The Southern Question Confronts the Country.

Congressional resolutions and government promises. The burden on the Southern press. Great discontent among the people. Résumé of the past thirty years of conditions. Riots in 1893. Agrarian and mining crises. The Church’s tenths, the great landed estates renting system and the confiscated demesnial properties. Heavy usuries and peasants’ land contracts. Economic-social revival. Appeal to Southern deputies. Restoration’s era.

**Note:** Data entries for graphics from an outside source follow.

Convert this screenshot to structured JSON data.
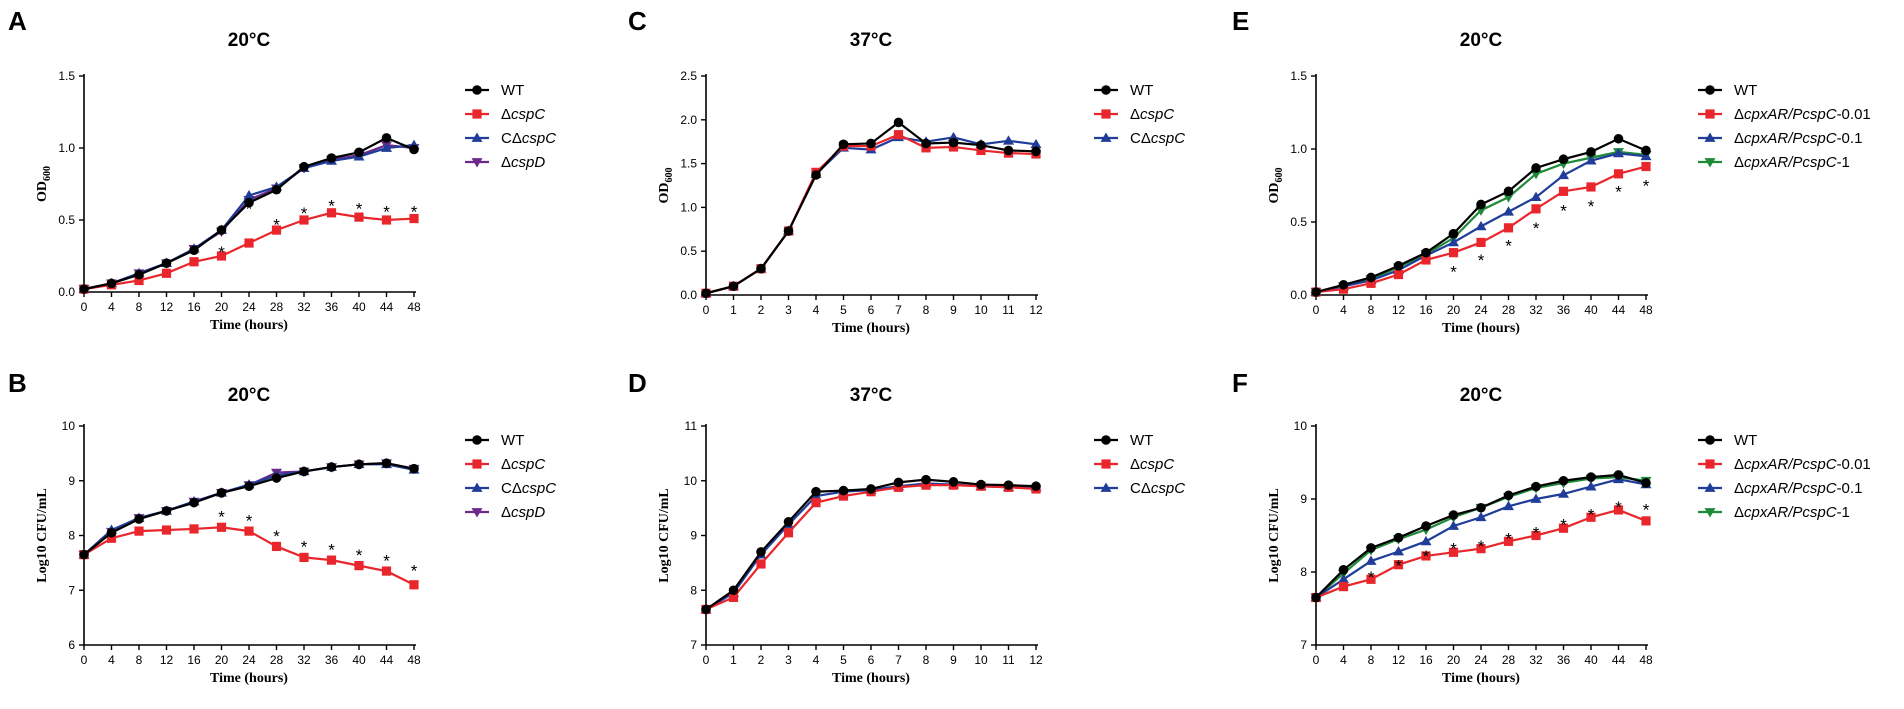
{
  "colors": {
    "WT": "#000000",
    "cspC": "#e8262c",
    "CcspC": "#1f3d99",
    "cspD": "#6b2a8a",
    "cp1": "#1f8a3a"
  },
  "chart_data": [
    {
      "id": "A",
      "letter": "A",
      "title": "20°C",
      "type": "line",
      "xlabel": "Time (hours)",
      "ylabel": "OD",
      "ylabel_sub": "600",
      "x": [
        0,
        4,
        8,
        12,
        16,
        20,
        24,
        28,
        32,
        36,
        40,
        44,
        48
      ],
      "x_ticks": [
        0,
        4,
        8,
        12,
        16,
        20,
        24,
        28,
        32,
        36,
        40,
        44,
        48
      ],
      "xlim": [
        0,
        48
      ],
      "ylim": [
        0,
        1.5
      ],
      "y_ticks": [
        "0.0",
        "0.5",
        "1.0",
        "1.5"
      ],
      "series": [
        {
          "key": "WT",
          "prefix": "",
          "italic": "",
          "suffix": "WT",
          "name": "WT",
          "marker": "circle",
          "values": [
            0.02,
            0.06,
            0.12,
            0.2,
            0.29,
            0.43,
            0.62,
            0.71,
            0.87,
            0.93,
            0.97,
            1.07,
            0.99
          ]
        },
        {
          "key": "cspC",
          "prefix": "Δ",
          "italic": "cspC",
          "suffix": "",
          "name": "ΔcspC",
          "marker": "square",
          "values": [
            0.02,
            0.05,
            0.08,
            0.13,
            0.21,
            0.25,
            0.34,
            0.43,
            0.5,
            0.55,
            0.52,
            0.5,
            0.51
          ]
        },
        {
          "key": "CcspC",
          "prefix": "CΔ",
          "italic": "cspC",
          "suffix": "",
          "name": "CΔcspC",
          "marker": "triangle",
          "values": [
            0.02,
            0.06,
            0.13,
            0.2,
            0.3,
            0.43,
            0.67,
            0.73,
            0.86,
            0.91,
            0.94,
            1.0,
            1.02
          ]
        },
        {
          "key": "cspD",
          "prefix": "Δ",
          "italic": "cspD",
          "suffix": "",
          "name": "ΔcspD",
          "marker": "triangle-down",
          "values": [
            0.02,
            0.06,
            0.13,
            0.2,
            0.3,
            0.42,
            0.64,
            0.72,
            0.86,
            0.92,
            0.95,
            1.02,
            1.0
          ]
        }
      ],
      "stars": [
        {
          "x": 20,
          "y": 0.3
        },
        {
          "x": 24,
          "y": 0.6
        },
        {
          "x": 28,
          "y": 0.49
        },
        {
          "x": 32,
          "y": 0.57
        },
        {
          "x": 36,
          "y": 0.62
        },
        {
          "x": 40,
          "y": 0.6
        },
        {
          "x": 44,
          "y": 0.58
        },
        {
          "x": 48,
          "y": 0.58
        }
      ]
    },
    {
      "id": "B",
      "letter": "B",
      "title": "20°C",
      "type": "line",
      "xlabel": "Time (hours)",
      "ylabel": "Log10 CFU/mL",
      "ylabel_sub": "",
      "x": [
        0,
        4,
        8,
        12,
        16,
        20,
        24,
        28,
        32,
        36,
        40,
        44,
        48
      ],
      "x_ticks": [
        0,
        4,
        8,
        12,
        16,
        20,
        24,
        28,
        32,
        36,
        40,
        44,
        48
      ],
      "xlim": [
        0,
        48
      ],
      "ylim": [
        6,
        10
      ],
      "y_ticks": [
        "6",
        "7",
        "8",
        "9",
        "10"
      ],
      "series": [
        {
          "key": "WT",
          "prefix": "",
          "italic": "",
          "suffix": "WT",
          "name": "WT",
          "marker": "circle",
          "values": [
            7.65,
            8.05,
            8.3,
            8.45,
            8.6,
            8.78,
            8.9,
            9.05,
            9.17,
            9.25,
            9.3,
            9.32,
            9.22
          ]
        },
        {
          "key": "cspC",
          "prefix": "Δ",
          "italic": "cspC",
          "suffix": "",
          "name": "ΔcspC",
          "marker": "square",
          "values": [
            7.65,
            7.95,
            8.08,
            8.1,
            8.12,
            8.15,
            8.08,
            7.8,
            7.6,
            7.55,
            7.45,
            7.35,
            7.1
          ]
        },
        {
          "key": "CcspC",
          "prefix": "CΔ",
          "italic": "cspC",
          "suffix": "",
          "name": "CΔcspC",
          "marker": "triangle",
          "values": [
            7.65,
            8.1,
            8.32,
            8.45,
            8.62,
            8.78,
            8.93,
            9.1,
            9.17,
            9.25,
            9.3,
            9.3,
            9.2
          ]
        },
        {
          "key": "cspD",
          "prefix": "Δ",
          "italic": "cspD",
          "suffix": "",
          "name": "ΔcspD",
          "marker": "triangle-down",
          "values": [
            7.65,
            8.07,
            8.32,
            8.45,
            8.62,
            8.78,
            8.92,
            9.15,
            9.17,
            9.25,
            9.3,
            9.32,
            9.22
          ]
        }
      ],
      "stars": [
        {
          "x": 20,
          "y": 8.4
        },
        {
          "x": 24,
          "y": 8.33
        },
        {
          "x": 28,
          "y": 8.05
        },
        {
          "x": 32,
          "y": 7.85
        },
        {
          "x": 36,
          "y": 7.8
        },
        {
          "x": 40,
          "y": 7.7
        },
        {
          "x": 44,
          "y": 7.6
        },
        {
          "x": 48,
          "y": 7.42
        }
      ]
    },
    {
      "id": "C",
      "letter": "C",
      "title": "37°C",
      "type": "line",
      "xlabel": "Time (hours)",
      "ylabel": "OD",
      "ylabel_sub": "600",
      "x": [
        0,
        1,
        2,
        3,
        4,
        5,
        6,
        7,
        8,
        9,
        10,
        11,
        12
      ],
      "x_ticks": [
        0,
        1,
        2,
        3,
        4,
        5,
        6,
        7,
        8,
        9,
        10,
        11,
        12
      ],
      "xlim": [
        0,
        12
      ],
      "ylim": [
        0,
        2.5
      ],
      "y_ticks": [
        "0.0",
        "0.5",
        "1.0",
        "1.5",
        "2.0",
        "2.5"
      ],
      "series": [
        {
          "key": "WT",
          "prefix": "",
          "italic": "",
          "suffix": "WT",
          "name": "WT",
          "marker": "circle",
          "values": [
            0.02,
            0.1,
            0.3,
            0.73,
            1.37,
            1.72,
            1.73,
            1.97,
            1.73,
            1.74,
            1.71,
            1.65,
            1.64
          ]
        },
        {
          "key": "cspC",
          "prefix": "Δ",
          "italic": "cspC",
          "suffix": "",
          "name": "ΔcspC",
          "marker": "square",
          "values": [
            0.02,
            0.1,
            0.3,
            0.73,
            1.4,
            1.7,
            1.7,
            1.83,
            1.68,
            1.69,
            1.65,
            1.62,
            1.61
          ]
        },
        {
          "key": "CcspC",
          "prefix": "CΔ",
          "italic": "cspC",
          "suffix": "",
          "name": "CΔcspC",
          "marker": "triangle",
          "values": [
            0.02,
            0.1,
            0.3,
            0.73,
            1.38,
            1.68,
            1.66,
            1.8,
            1.75,
            1.8,
            1.72,
            1.76,
            1.72
          ]
        }
      ],
      "stars": []
    },
    {
      "id": "D",
      "letter": "D",
      "title": "37°C",
      "type": "line",
      "xlabel": "Time (hours)",
      "ylabel": "Log10 CFU/mL",
      "ylabel_sub": "",
      "x": [
        0,
        1,
        2,
        3,
        4,
        5,
        6,
        7,
        8,
        9,
        10,
        11,
        12
      ],
      "x_ticks": [
        0,
        1,
        2,
        3,
        4,
        5,
        6,
        7,
        8,
        9,
        10,
        11,
        12
      ],
      "xlim": [
        0,
        12
      ],
      "ylim": [
        7,
        11
      ],
      "y_ticks": [
        "7",
        "8",
        "9",
        "10",
        "11"
      ],
      "series": [
        {
          "key": "WT",
          "prefix": "",
          "italic": "",
          "suffix": "WT",
          "name": "WT",
          "marker": "circle",
          "values": [
            7.65,
            8.0,
            8.7,
            9.25,
            9.8,
            9.82,
            9.85,
            9.97,
            10.02,
            9.98,
            9.93,
            9.92,
            9.9
          ]
        },
        {
          "key": "cspC",
          "prefix": "Δ",
          "italic": "cspC",
          "suffix": "",
          "name": "ΔcspC",
          "marker": "square",
          "values": [
            7.65,
            7.87,
            8.48,
            9.05,
            9.6,
            9.72,
            9.8,
            9.88,
            9.92,
            9.92,
            9.9,
            9.88,
            9.85
          ]
        },
        {
          "key": "CcspC",
          "prefix": "CΔ",
          "italic": "cspC",
          "suffix": "",
          "name": "CΔcspC",
          "marker": "triangle",
          "values": [
            7.65,
            7.95,
            8.65,
            9.2,
            9.72,
            9.8,
            9.83,
            9.9,
            9.95,
            9.93,
            9.9,
            9.88,
            9.88
          ]
        }
      ],
      "stars": []
    },
    {
      "id": "E",
      "letter": "E",
      "title": "20°C",
      "type": "line",
      "xlabel": "Time (hours)",
      "ylabel": "OD",
      "ylabel_sub": "600",
      "x": [
        0,
        4,
        8,
        12,
        16,
        20,
        24,
        28,
        32,
        36,
        40,
        44,
        48
      ],
      "x_ticks": [
        0,
        4,
        8,
        12,
        16,
        20,
        24,
        28,
        32,
        36,
        40,
        44,
        48
      ],
      "xlim": [
        0,
        48
      ],
      "ylim": [
        0,
        1.5
      ],
      "y_ticks": [
        "0.0",
        "0.5",
        "1.0",
        "1.5"
      ],
      "series": [
        {
          "key": "WT",
          "prefix": "",
          "italic": "",
          "suffix": "WT",
          "name": "WT",
          "marker": "circle",
          "values": [
            0.02,
            0.07,
            0.12,
            0.2,
            0.29,
            0.42,
            0.62,
            0.71,
            0.87,
            0.93,
            0.98,
            1.07,
            0.99
          ]
        },
        {
          "key": "cspC",
          "prefix": "Δ",
          "italic": "cpxAR/PcspC",
          "suffix": "-0.01",
          "name": "ΔcpxAR/PcspC-0.01",
          "marker": "square",
          "values": [
            0.02,
            0.04,
            0.08,
            0.14,
            0.24,
            0.29,
            0.36,
            0.46,
            0.59,
            0.71,
            0.74,
            0.83,
            0.88
          ]
        },
        {
          "key": "CcspC",
          "prefix": "Δ",
          "italic": "cpxAR/PcspC",
          "suffix": "-0.1",
          "name": "ΔcpxAR/PcspC-0.1",
          "marker": "triangle",
          "values": [
            0.02,
            0.06,
            0.1,
            0.17,
            0.27,
            0.36,
            0.47,
            0.57,
            0.67,
            0.82,
            0.92,
            0.97,
            0.95
          ]
        },
        {
          "key": "cp1",
          "prefix": "Δ",
          "italic": "cpxAR/PcspC",
          "suffix": "-1",
          "name": "ΔcpxAR/PcspC-1",
          "marker": "triangle-down",
          "values": [
            0.02,
            0.06,
            0.11,
            0.19,
            0.28,
            0.39,
            0.58,
            0.67,
            0.83,
            0.9,
            0.94,
            0.98,
            0.96
          ]
        }
      ],
      "stars": [
        {
          "x": 20,
          "y": 0.18
        },
        {
          "x": 24,
          "y": 0.26
        },
        {
          "x": 28,
          "y": 0.36
        },
        {
          "x": 32,
          "y": 0.48
        },
        {
          "x": 36,
          "y": 0.6
        },
        {
          "x": 40,
          "y": 0.63
        },
        {
          "x": 44,
          "y": 0.73
        },
        {
          "x": 48,
          "y": 0.77
        }
      ]
    },
    {
      "id": "F",
      "letter": "F",
      "title": "20°C",
      "type": "line",
      "xlabel": "Time (hours)",
      "ylabel": "Log10 CFU/mL",
      "ylabel_sub": "",
      "x": [
        0,
        4,
        8,
        12,
        16,
        20,
        24,
        28,
        32,
        36,
        40,
        44,
        48
      ],
      "x_ticks": [
        0,
        4,
        8,
        12,
        16,
        20,
        24,
        28,
        32,
        36,
        40,
        44,
        48
      ],
      "xlim": [
        0,
        48
      ],
      "ylim": [
        7,
        10
      ],
      "y_ticks": [
        "7",
        "8",
        "9",
        "10"
      ],
      "series": [
        {
          "key": "WT",
          "prefix": "",
          "italic": "",
          "suffix": "WT",
          "name": "WT",
          "marker": "circle",
          "values": [
            7.65,
            8.03,
            8.33,
            8.47,
            8.63,
            8.78,
            8.88,
            9.05,
            9.17,
            9.25,
            9.3,
            9.33,
            9.22
          ]
        },
        {
          "key": "cspC",
          "prefix": "Δ",
          "italic": "cpxAR/PcspC",
          "suffix": "-0.01",
          "name": "ΔcpxAR/PcspC-0.01",
          "marker": "square",
          "values": [
            7.65,
            7.8,
            7.9,
            8.1,
            8.22,
            8.27,
            8.32,
            8.42,
            8.5,
            8.6,
            8.75,
            8.85,
            8.7
          ]
        },
        {
          "key": "CcspC",
          "prefix": "Δ",
          "italic": "cpxAR/PcspC",
          "suffix": "-0.1",
          "name": "ΔcpxAR/PcspC-0.1",
          "marker": "triangle",
          "values": [
            7.65,
            7.9,
            8.15,
            8.28,
            8.42,
            8.63,
            8.75,
            8.9,
            9.0,
            9.07,
            9.17,
            9.27,
            9.2
          ]
        },
        {
          "key": "cp1",
          "prefix": "Δ",
          "italic": "cpxAR/PcspC",
          "suffix": "-1",
          "name": "ΔcpxAR/PcspC-1",
          "marker": "triangle-down",
          "values": [
            7.65,
            7.98,
            8.3,
            8.45,
            8.58,
            8.75,
            8.88,
            9.03,
            9.15,
            9.22,
            9.28,
            9.3,
            9.25
          ]
        }
      ],
      "stars": [
        {
          "x": 8,
          "y": 7.97
        },
        {
          "x": 12,
          "y": 8.13
        },
        {
          "x": 16,
          "y": 8.26
        },
        {
          "x": 20,
          "y": 8.36
        },
        {
          "x": 24,
          "y": 8.4
        },
        {
          "x": 28,
          "y": 8.5
        },
        {
          "x": 32,
          "y": 8.58
        },
        {
          "x": 36,
          "y": 8.69
        },
        {
          "x": 40,
          "y": 8.83
        },
        {
          "x": 44,
          "y": 8.93
        },
        {
          "x": 48,
          "y": 8.9
        }
      ]
    }
  ]
}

We must not grow weary of repeating it!

One of the most urgent and yet most difficult problems which the government and parliament have been called upon and are obliged and bound promptly to solve in the present course of our national life is the question of the condition of southern Italy. In order that such a mighty and intricate matter may be properly adjusted, verily must it be known to its every limit and studied through its every cause.

It is the task of the press, and particularly of the Southern press, to associate its endeavors with noble and unselfish intention, to direct with exactitude the current of public sentiment in the country, so that it shall force the government to efficacious measures and precautions. These may be obtained through some financial sacrifice and reduction of useless expenditures in the state budgets.

The state cannot entrench itself behind financial difficulties when a question that is not regional arises, for there are those to devise ways out of the difficulty.

The deficit of many millions could in no manner continue to enfeeble the state budget if a preference were given to the productive works, and the national economic conditions would certainly be revived.

In parliamentary sessions, debates on the Southern question have at all times been closed with vague votes and presidential assurances, the latter filled with so many pretty promises for the improvement of these our generous and forgotten regions.

They are promises which will doubtless continue to remain unfulfilled, just as the preceding mass of assurances delivered by administrations, leaders, and ministers. Meantime the South is waiting and will continue to wait for those prompt reforms and vigorous measures which would assist greatly in raising the economic status, and for the future disclose a horizon bright and clear. It is anxious to be lifted from that condition of humbled inferiority into which the guilty carelessness of its rulers have thrust it.

Just a little has been done, comparatively nothing, directly to the advantage of our population, harassed as it has been by the different forms of commercial and industrial crises and vexed with all kinds of local and fiscal taxes, yet they ever know how to keep high and unchanging the Unitarian sentiment of the nation.